Gray Olson edited this page Apr 2, 2018 · 5 revisions

There are several things that can have a similar form but may have very different functions, and mixing them up can result in loss of funds.

Wallet Id: This is used in several RPC actions and command line options for the node. It is a purely local UUID that is a reference to a block of data about a specific wallet (set of seed/private keys/info about them) in your node's local database file. The reason this is necessary is because we want to store information about each account in a wallet: whether it's been used, what its account is so we don't have to generate it every time, its balance, etc. Also, so we can hold ad hoc accounts, which are accounts that are not derived from the seed. This identifier is only useful in conjunction with your node's database file and will not recover funds if that databse is lost or corrupted. This is the value that you get back when using the wallet_create etc RPC commands, and what the node expects for RPC commands with a "wallet" field as input.

Seed: This is a series of 32 random bytes of data, usually represented as a 64 character, uppercase hexadecimal string (0-9A-F). This value is used to derive private keys for accounts by combining it with an index and then putting that into a hash function (PrivK[i] = blake2b(dkLen = 32, input = seed || i) where || means concatentaion)

Private Key: This is also a 32 byte value, usually represented as a 64 character, uppercase hexadecimal string(0-9A-F). It can either be random (an ad-hoc key) or derived from a seed, as described above. This is what represents control of a specific account on the ledger. If you know or can know the private key of someone's account, you can transact as if you own that account.

Public Key: This is also a 32 byte value, usually represented as a 64 character, upper case hexadecimal string (0-9A-F). It is derived from a private key by using the ed25519 curve using blake2b as the hash function instead of sha. Usually public keys will not be passed around in this form, however.
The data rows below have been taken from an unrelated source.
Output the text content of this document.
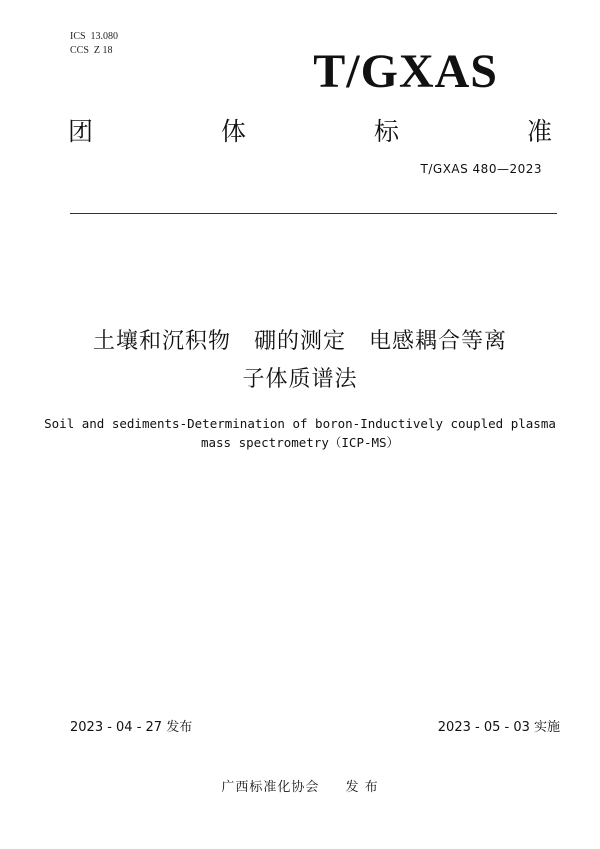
ICS  13.080
CCS  Z 18	T/GXAS
团	体	标	准
T/GXAS 480—2023
土壤和沉积物　硼的测定　电感耦合等离
子体质谱法
Soil and sediments-Determination of boron-Inductively coupled plasma
mass spectrometry（ICP-MS）
2023 - 04 - 27 发布	2023 - 05 - 03 实施
广西标准化协会 发 布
Account number/identifier: This is what you think of as someone's Nano address: it's a 64 character string that starts with "xrb_", then has 52 characters which are the public key but encoded with a specific base32 encoding algorithm to prevent buman transcription errors by limiting ambiguity between different characters (no O and 0 for example). Then the final 8 characters are a checksum of the public key to aid in discovering typos, also encoded with the same base32 scheme.